Afinal, durante todos esses anos, foi Rodrigo quem sempre fez companhia a Otília. Por mais canalha que ele fosse, Alan não podia simplesmente ignorá-lo.
O som de ocupado soou no celular, tu-tu-tu.
Karina guardou o aparelho e olhou para a urna funerária nas mãos de Luís.
Thor morreu por causa de Rodrigo, e agora Alan a ameaçava usando o próprio Thor.
Era uma injustiça sem tamanho.
Karina enxugou as lágrimas.
No entanto, ela já tinha uma ideia em mente.
— Obrigada.
A voz de Karina suavizou, ainda embargada pelo choro, passando como uma pluma pelo coração de Luís.

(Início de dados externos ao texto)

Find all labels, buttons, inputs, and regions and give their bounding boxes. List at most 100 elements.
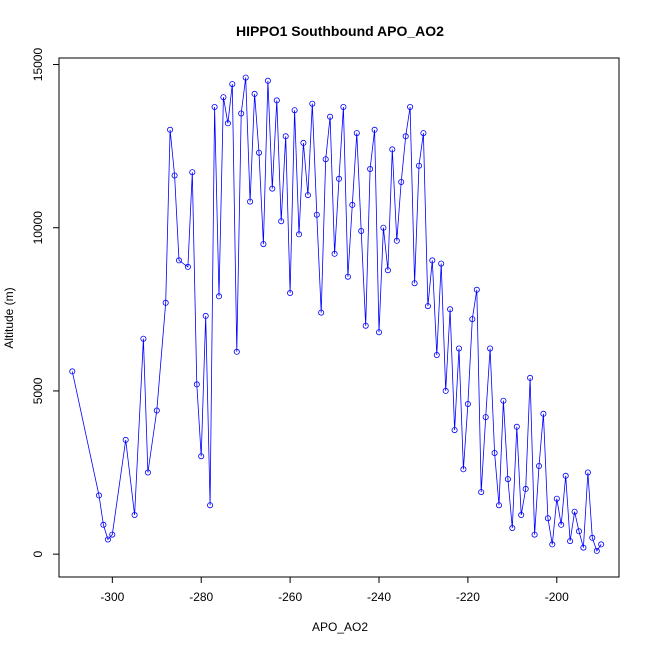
data-point — [389, 146, 396, 153]
data-point — [131, 512, 138, 519]
data-point — [455, 345, 462, 352]
data-point — [580, 544, 587, 551]
data-point — [460, 466, 467, 473]
data-point — [278, 218, 285, 225]
data-point — [184, 263, 191, 270]
data-point — [487, 345, 494, 352]
data-point — [295, 231, 302, 238]
plot-frame — [58, 57, 620, 578]
data-point — [371, 126, 378, 133]
x-axis-label: APO_AO2 — [312, 620, 368, 634]
data-point — [335, 175, 342, 182]
data-point — [224, 120, 231, 127]
data-point — [202, 312, 209, 319]
data-point — [411, 280, 418, 287]
data-point — [447, 306, 454, 313]
x-tick-label: -200 — [545, 590, 569, 604]
data-point — [318, 309, 325, 316]
data-point — [571, 508, 578, 515]
data-point — [491, 449, 498, 456]
data-point — [242, 74, 249, 81]
data-point — [193, 381, 200, 388]
data-point — [495, 502, 502, 509]
data-point — [100, 521, 107, 528]
data-point — [429, 257, 436, 264]
data-point — [300, 139, 307, 146]
data-point — [207, 502, 214, 509]
y-axis-label: Altitude (m) — [2, 287, 16, 348]
series-points — [69, 74, 605, 554]
data-point — [122, 436, 129, 443]
data-point — [69, 368, 76, 375]
data-point — [175, 257, 182, 264]
data-point — [233, 348, 240, 355]
data-point — [162, 299, 169, 306]
data-point — [593, 547, 600, 554]
data-point — [384, 267, 391, 274]
data-point — [549, 541, 556, 548]
data-point — [309, 100, 316, 107]
data-point — [313, 211, 320, 218]
data-point — [518, 512, 525, 519]
x-tick-label: -240 — [367, 590, 391, 604]
data-point — [247, 198, 254, 205]
data-point — [273, 97, 280, 104]
data-point — [478, 489, 485, 496]
data-point — [482, 414, 489, 421]
data-point — [464, 400, 471, 407]
data-point — [96, 492, 103, 499]
data-point — [358, 227, 365, 234]
x-tick-label: -300 — [100, 590, 124, 604]
x-tick-label: -220 — [456, 590, 480, 604]
data-point — [215, 293, 222, 300]
data-point — [415, 162, 422, 169]
data-point — [469, 316, 476, 323]
y-axis: 0 5000 10000 15000 — [31, 48, 59, 557]
data-point — [260, 241, 267, 248]
data-point — [255, 149, 262, 156]
data-point — [322, 156, 329, 163]
x-tick-label: -280 — [189, 590, 213, 604]
data-point — [420, 130, 427, 137]
data-point — [287, 289, 294, 296]
data-point — [291, 107, 298, 114]
data-point — [282, 133, 289, 140]
data-point — [393, 237, 400, 244]
data-point — [349, 201, 356, 208]
data-point — [513, 423, 520, 430]
data-point — [380, 224, 387, 231]
data-point — [407, 104, 414, 111]
data-point — [140, 335, 147, 342]
data-point — [167, 126, 174, 133]
data-point — [504, 476, 511, 483]
data-point — [567, 538, 574, 545]
data-point — [544, 515, 551, 522]
data-point — [362, 322, 369, 329]
data-point — [269, 185, 276, 192]
data-point — [304, 192, 311, 199]
data-point — [500, 397, 507, 404]
data-point — [598, 541, 605, 548]
x-axis: -300 -280 -260 -240 -220 -200 — [100, 577, 569, 604]
data-point — [424, 303, 431, 310]
data-point — [531, 531, 538, 538]
data-point — [509, 525, 516, 532]
data-point — [211, 104, 218, 111]
data-point — [375, 329, 382, 336]
data-point — [220, 94, 227, 101]
y-tick-label: 5000 — [31, 377, 45, 404]
data-point — [198, 453, 205, 460]
data-point — [104, 536, 111, 543]
data-point — [402, 133, 409, 140]
data-point — [553, 495, 560, 502]
data-point — [189, 169, 196, 176]
data-point — [144, 469, 151, 476]
series-line — [71, 77, 602, 552]
data-point — [353, 130, 360, 137]
data-point — [527, 374, 534, 381]
data-point — [442, 387, 449, 394]
data-point — [589, 534, 596, 541]
data-point — [576, 528, 583, 535]
y-tick-label: 10000 — [31, 211, 45, 245]
data-point — [340, 104, 347, 111]
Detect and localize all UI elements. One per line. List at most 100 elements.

— Não foi nada. — Luís fez uma pausa. — Precisa da minha ajuda?
Se a Família Vargas se envolveu num escândalo, certamente estavam ameaçando Karina.
— Não precisa. — Karina pegou a urna de Thor e a colocou cuidadosamente sobre a mesa. — Eu dou conta.
Ela já havia encomendado uma urna idêntica com entrega expressa.
Como Thor já não estava mais lá, ela pegaria um pouco de terra da mesma cor e insistiria até a morte que aquelas eram as cinzas dele.
Mesmo que descobrissem, ela daria a desculpa de que descartou as cinzas de qualquer jeito e pagaria uma indenização material, se fosse o caso.
Mas ela nunca devolveria as verdadeiras cinzas para Alan.
——
Félix retornou durante a noite.
Depois que Bárbara recebeu a transfusão de sangue, ele ficou de guarda por mais um tempo antes de ir embora.
— Onde está a Karina?
O funcionário respondeu: — A jovem senhora está descansando no quarto.
Félix subiu as escadas e não bateu; entrou direto no quarto de Karina.
Karina estava tomando banho, então não ouviu os passos dele.
O olhar de Félix recaiu sobre a urna funerária na mesa.